Molly Ringwald doesn’t condone rape jokes in Sixteen Candles

By Tribute on October 3, 2018 | 5 Comments


Sixteen Candles posterIn a recent interview with National Public Radio (NPR), Molly Ringwald took a look back at some of the classic roles that catapulted her into stardom in the 1980s, and she definitely has some concerns, particularly with the movie Sixteen Candles.

The 1984 John Hughes coming-of-age film starred Molly as Samantha Baker, a moody teenager pining after Jake Ryan (played by Michael Schoeffling), a handsome senior jock. In one scene, Jake makes a comment alluding to taking advantage of his unconscious girlfriend: “I’ve got Caroline in the bedroom right now, passed out cold. I could violate her 10 different ways if I wanted to.” Later in the film, Caroline is tricked into believing Ted (Anthony Michael Hall) is Jake — and the two have drunken sex together.

Now, especially after watching the movie with her teenage daughter, Molly says she finds scenes like these very troubling.

“I do see [Sixteen Candles] differently,” she said. “I mean, there were parts of that film that bothered me then. Although everybody likes to say that I had, you know, John Hughes’ ear and he did listen to me in a lot of ways, I wasn’t the filmmaker.”

Molly, now 50, admitted it was not Hughes’ intention to make another raunchy comedy like Porky’s or Animal House, but what was deemed acceptable and unacceptable in the ’80s is certainly different from what we consider acceptable or unacceptable today.

“I feel very differently about the movies now, and it’s a difficult position for me to be in because there’s a lot that I like about them,” Molly said. “And of course I don’t want to appear ungrateful to John Hughes, but I do oppose a lot of what is in those movies.”

In April, she wrote an essay for The New Yorker titled “What About ‘The Breakfast Club’? Revisiting the movies of my youth in the age of #MeToo.” In it, she examined another one of her classic films and cast a critical lens over the sexist and racist undertones, particularly a scene in which Judd Nelson’s character, Bender, is implied to have inappropriately touched Molly’s character, Claire, beneath a library table.

“If I sound overly critical, it’s only with hindsight,” she wrote. “Back then, I was only vaguely aware of how inappropriate much of John’s writing was, given my limited experience and what was considered normal at the time.”

Although she does not condone her past movies portraying sexual assault as a norm of teenage life, Molly told NPR she is proud of her career and believes Hughes’ movies were able to relate to young people and give them much-needed reassurance about their struggles.

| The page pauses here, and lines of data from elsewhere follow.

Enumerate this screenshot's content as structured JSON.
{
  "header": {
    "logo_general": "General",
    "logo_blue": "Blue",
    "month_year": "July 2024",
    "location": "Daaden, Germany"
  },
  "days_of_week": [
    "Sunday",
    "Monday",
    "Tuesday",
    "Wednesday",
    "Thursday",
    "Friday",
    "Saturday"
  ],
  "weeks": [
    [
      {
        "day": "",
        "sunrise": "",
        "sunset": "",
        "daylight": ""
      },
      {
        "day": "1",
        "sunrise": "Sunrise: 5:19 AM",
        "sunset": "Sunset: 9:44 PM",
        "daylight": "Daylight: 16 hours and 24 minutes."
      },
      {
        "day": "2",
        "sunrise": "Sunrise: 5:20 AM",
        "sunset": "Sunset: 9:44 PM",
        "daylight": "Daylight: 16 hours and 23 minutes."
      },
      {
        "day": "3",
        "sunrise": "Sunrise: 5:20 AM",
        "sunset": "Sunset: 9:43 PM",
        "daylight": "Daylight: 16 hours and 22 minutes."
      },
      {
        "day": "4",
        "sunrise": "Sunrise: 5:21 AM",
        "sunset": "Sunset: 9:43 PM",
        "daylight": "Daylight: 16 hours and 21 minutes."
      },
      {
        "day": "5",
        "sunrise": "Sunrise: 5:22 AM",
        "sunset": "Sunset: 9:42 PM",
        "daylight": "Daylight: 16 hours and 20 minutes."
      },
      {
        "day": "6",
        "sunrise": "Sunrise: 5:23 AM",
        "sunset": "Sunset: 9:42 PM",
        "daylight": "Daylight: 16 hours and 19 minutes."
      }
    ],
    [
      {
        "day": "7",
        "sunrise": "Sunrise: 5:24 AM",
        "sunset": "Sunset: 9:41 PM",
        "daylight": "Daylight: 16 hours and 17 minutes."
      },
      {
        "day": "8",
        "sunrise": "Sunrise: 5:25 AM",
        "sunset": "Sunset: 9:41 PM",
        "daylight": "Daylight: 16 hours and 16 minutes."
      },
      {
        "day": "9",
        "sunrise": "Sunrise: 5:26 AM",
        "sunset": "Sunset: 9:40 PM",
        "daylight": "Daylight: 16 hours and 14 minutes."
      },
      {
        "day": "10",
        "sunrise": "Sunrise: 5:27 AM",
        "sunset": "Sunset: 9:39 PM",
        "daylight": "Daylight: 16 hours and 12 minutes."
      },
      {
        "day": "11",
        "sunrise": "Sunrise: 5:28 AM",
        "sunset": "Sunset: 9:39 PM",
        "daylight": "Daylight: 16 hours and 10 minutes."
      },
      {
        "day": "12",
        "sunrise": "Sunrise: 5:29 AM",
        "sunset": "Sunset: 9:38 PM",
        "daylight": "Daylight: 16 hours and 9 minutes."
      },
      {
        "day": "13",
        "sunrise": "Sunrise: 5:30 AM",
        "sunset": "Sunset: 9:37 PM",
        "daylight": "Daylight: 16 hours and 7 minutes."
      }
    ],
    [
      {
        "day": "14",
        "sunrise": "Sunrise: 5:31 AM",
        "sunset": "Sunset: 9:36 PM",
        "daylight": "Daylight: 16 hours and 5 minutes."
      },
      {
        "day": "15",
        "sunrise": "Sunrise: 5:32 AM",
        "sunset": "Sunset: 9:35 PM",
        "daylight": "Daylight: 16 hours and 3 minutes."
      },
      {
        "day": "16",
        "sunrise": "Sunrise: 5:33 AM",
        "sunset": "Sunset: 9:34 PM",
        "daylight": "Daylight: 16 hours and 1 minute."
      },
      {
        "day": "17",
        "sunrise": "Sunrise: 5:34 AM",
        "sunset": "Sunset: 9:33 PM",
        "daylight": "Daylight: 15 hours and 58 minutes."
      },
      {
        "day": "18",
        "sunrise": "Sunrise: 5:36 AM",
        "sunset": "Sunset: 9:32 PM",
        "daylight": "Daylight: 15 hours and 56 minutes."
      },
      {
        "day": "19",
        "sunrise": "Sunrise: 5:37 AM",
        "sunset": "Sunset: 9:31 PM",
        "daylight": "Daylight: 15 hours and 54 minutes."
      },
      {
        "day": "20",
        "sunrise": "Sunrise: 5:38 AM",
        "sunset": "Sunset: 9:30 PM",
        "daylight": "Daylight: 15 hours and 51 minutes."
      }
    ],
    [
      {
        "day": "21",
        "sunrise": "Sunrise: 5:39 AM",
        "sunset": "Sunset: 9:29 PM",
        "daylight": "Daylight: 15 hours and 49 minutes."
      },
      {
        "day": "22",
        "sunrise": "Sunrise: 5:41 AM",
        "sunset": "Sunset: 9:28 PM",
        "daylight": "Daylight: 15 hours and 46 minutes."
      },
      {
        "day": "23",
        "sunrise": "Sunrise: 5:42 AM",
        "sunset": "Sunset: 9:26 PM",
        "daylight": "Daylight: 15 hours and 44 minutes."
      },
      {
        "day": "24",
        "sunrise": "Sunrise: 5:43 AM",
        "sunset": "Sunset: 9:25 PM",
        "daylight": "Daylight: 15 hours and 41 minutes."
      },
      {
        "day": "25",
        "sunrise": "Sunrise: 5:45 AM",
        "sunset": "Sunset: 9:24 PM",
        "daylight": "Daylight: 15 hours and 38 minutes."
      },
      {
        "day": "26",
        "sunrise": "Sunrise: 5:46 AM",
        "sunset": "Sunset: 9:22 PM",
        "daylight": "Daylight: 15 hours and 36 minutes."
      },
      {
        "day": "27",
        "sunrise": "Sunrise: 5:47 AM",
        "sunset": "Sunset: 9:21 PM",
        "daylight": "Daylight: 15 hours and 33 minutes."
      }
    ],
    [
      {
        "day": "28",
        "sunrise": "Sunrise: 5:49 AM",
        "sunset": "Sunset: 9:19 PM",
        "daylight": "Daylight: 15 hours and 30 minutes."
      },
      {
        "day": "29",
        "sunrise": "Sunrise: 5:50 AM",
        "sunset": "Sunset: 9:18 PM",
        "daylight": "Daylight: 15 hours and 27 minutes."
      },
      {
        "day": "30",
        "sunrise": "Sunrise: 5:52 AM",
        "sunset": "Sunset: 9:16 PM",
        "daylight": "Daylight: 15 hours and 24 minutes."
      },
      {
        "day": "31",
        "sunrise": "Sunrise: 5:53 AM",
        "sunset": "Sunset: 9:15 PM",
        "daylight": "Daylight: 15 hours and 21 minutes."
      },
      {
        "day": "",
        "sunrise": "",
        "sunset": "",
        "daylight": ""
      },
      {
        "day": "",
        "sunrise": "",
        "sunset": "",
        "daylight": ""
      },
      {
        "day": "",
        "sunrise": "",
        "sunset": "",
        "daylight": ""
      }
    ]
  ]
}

“Having a teenage daughter myself, I know that it’s not always easy to get teenagers to talk,” she said. “But these films sort of break through that. There’s something that really touches teenagers, especially The Breakfast Club I feel like sort of gives them permission to talk about their feelings — say that teenagers’ feelings really matter. And I think that’s a really powerful message.” ~Caitlyn Clancey



Comments & Discussion

  1. Rachel • October 4, 2018 @ 10:35 AM

    I agree that it was a different time and place, but I remember watching that scene where he’s got his face under the desk and cringing and wondering what I would do, but she obviously didn’t want to get him in trouble. He was already in so much trouble at home, at school, and yeah, he’s a jerk and it should not have ended with her being with him at the end, I found that to be unlikely, but to want to save someone from their stupidity, he was basically just being a jerk. I’ve had guys be jerks to me and I swat their hands away and tell them to get a life, but I feel like more than that is unnecessary. I seem to recall she does something like that (gets angry at him afterwards), it’s not like she doesn’t respond at all in a negative way once the teacher (who is an asshole) leaves the room.

  2. R • October 4, 2018 @ 10:45 AM

    I don’t condone revisionism.

  3. CJ • October 4, 2018 @ 3:17 PM

    I don’t condone revisionism, either. It is important to revisit these movies as a benchmark of how far we’ve come. If you look back at films from before the feminist movement, the attitudes expressed therein are now foreign and archaic. The ’80s are a little closer to us than that, but will be even stranger in another 20 years, when the teens of John Hughes’ films are speaking to their grandchildren. If they make you cringe, it’s because the attitudes of the day were wrong, and people have done much to change them… And we still have far to go!

  4. NicoleR • October 4, 2018 @ 3:45 PM

    People seem to forget how disgusting 80s movies were towards women. Dont even get me started on revenge of the nerds. Sure it was a different time but I think any woman anywhere at any time would have a problem with those scenes. “Hey molly, spread your legs for judd” like no girl keep them shut. She should have put her foot down about that one

  5. Amy • October 4, 2018 @ 8:08 PM

    Yeah, but she was what? 16? There are women in their 30s who are afraid to “put their foot down” when asked to do something they consider skeezy. Why couldn’t Judd have said, This doesn’t seem appropriate considering I’m in my 20s and she’s a teen? Although actually, it wasn’t her crotch in the scene, they used a double. Both she and her mother refused to have her do it.